BAB XXVI: THE MURDERER

48 11 6
                                    

Eve duduk di bangku kantin kampus paling sudut. Siang itu, ia ditemani Baji Keisuke. Sejak Baji tahu kalau skripsi Eve menghilang dari laptop, pria itu jadi lebih banyak menghabiskan waktu dengannya. Sekuat tenaga, dengan ilmu yang dipelajarinya di bangku kuliah, ia berusaha mengembalikan file-file gadis itu satu per satu.

Terlepas dari seperti apa perasaannya, Baji benar-benar memiliki niat tulus untuk membantu Ayaka.
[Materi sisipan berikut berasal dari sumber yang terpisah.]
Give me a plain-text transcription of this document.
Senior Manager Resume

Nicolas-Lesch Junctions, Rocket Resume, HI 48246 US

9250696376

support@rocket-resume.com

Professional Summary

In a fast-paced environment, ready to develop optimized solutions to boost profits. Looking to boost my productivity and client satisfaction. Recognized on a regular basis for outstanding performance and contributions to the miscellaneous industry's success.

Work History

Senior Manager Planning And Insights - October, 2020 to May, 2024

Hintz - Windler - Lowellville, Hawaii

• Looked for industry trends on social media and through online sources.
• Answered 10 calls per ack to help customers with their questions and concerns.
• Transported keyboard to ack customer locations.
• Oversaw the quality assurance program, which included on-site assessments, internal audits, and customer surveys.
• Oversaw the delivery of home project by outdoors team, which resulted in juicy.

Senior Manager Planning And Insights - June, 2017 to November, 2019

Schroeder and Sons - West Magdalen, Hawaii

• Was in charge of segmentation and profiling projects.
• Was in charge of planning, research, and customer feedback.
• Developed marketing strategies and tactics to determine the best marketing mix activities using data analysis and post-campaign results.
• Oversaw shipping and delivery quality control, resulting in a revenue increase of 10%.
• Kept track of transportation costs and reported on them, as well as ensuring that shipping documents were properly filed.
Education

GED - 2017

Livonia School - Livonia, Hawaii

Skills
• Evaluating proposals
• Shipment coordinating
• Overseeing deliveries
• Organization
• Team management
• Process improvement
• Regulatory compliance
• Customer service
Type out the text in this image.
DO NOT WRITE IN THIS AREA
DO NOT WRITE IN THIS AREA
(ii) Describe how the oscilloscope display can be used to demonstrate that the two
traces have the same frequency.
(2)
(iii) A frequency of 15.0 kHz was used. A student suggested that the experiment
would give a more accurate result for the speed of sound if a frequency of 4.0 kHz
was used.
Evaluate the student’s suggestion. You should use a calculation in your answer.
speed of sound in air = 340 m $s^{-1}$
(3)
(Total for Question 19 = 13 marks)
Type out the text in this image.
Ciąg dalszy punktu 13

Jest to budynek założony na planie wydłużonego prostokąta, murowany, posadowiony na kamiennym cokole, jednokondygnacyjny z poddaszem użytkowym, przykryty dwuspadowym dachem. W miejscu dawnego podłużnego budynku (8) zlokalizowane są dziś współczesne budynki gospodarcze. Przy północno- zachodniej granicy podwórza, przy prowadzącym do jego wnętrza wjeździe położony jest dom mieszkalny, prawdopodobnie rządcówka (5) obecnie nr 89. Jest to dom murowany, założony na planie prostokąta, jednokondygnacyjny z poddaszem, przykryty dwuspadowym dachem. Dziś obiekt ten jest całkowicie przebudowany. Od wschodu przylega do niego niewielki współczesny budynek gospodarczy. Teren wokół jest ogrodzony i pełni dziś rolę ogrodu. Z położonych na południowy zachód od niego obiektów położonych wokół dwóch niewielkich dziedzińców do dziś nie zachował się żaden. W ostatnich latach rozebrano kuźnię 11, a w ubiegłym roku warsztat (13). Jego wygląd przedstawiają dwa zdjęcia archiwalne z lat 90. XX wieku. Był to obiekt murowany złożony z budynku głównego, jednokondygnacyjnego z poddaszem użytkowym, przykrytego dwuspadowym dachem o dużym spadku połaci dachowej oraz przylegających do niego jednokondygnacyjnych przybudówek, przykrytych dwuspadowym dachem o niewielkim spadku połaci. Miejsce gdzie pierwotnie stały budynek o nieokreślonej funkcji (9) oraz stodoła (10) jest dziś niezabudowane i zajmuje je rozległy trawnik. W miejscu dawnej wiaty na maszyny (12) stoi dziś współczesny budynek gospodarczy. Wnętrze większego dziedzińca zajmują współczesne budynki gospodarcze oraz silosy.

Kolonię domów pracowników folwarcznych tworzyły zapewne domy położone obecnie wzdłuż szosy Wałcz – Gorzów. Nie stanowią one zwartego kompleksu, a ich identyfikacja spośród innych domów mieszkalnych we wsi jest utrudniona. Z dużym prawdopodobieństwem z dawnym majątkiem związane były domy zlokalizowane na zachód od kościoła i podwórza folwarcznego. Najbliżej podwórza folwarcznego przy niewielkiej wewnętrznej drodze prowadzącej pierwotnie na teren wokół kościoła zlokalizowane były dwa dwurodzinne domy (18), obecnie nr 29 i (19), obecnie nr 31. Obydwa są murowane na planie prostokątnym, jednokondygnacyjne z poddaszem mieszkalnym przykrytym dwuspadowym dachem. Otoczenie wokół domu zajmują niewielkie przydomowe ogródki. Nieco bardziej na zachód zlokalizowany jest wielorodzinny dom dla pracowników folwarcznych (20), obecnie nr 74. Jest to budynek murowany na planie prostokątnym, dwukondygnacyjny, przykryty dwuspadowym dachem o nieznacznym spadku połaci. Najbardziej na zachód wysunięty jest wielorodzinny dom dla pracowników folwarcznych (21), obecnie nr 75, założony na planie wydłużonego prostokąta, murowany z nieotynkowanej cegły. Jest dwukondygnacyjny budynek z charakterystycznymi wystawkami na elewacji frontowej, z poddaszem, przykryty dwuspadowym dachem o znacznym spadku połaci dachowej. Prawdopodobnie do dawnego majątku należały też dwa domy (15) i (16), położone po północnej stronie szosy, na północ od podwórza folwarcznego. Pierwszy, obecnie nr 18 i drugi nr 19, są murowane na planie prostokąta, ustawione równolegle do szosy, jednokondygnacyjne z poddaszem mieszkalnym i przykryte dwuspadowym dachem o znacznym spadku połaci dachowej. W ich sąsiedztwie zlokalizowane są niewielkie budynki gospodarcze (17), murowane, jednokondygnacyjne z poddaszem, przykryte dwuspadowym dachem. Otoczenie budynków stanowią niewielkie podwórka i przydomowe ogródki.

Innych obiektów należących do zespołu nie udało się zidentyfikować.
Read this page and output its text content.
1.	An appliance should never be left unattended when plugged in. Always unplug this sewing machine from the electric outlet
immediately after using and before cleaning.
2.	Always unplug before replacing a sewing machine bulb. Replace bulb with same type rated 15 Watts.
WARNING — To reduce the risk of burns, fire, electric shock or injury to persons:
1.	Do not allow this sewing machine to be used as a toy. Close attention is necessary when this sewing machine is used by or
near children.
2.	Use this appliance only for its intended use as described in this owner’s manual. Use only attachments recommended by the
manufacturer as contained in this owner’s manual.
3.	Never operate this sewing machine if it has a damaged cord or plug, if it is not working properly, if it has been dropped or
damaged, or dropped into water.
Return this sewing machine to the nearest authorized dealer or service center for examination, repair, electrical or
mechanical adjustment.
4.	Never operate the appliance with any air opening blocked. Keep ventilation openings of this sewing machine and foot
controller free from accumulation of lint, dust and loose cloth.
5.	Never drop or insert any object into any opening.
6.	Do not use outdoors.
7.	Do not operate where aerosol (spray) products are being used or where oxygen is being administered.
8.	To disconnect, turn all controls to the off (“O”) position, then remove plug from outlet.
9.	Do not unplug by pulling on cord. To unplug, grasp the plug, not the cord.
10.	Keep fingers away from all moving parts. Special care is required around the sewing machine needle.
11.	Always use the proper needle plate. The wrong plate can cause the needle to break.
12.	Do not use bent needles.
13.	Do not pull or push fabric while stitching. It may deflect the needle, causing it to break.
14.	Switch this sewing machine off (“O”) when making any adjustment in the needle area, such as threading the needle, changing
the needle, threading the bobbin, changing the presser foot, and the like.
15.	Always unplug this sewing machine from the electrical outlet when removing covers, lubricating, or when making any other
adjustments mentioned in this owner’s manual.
Mungkin inilah hari yang baru bagi gadis itu. Mau atau tidak, dia harus bisa menerimanya dengan lapang. Terlebih, ada kabar kalau Himari keracunan makanan dan hingga hari ini masih mendekam di rumah sakit.

Baji lantas menopang dagu sambil perhatikan wajah Ayaka dari dekat. Awalnya hanya iseng, tapi lama-lama dia jadi terpesona juga. Cantik, pikirnya.

“Mau ngomong sesuatu?” tanya Eve menebak, yang langsung buat si lelaki berambut hitam itu gelagapan.

“Oh itu! Mikey sama Himari gimana?” tanya Baji asal-asalan. Kentara sekali kalau dia salah tingkah karena baru saja tertangkap basah.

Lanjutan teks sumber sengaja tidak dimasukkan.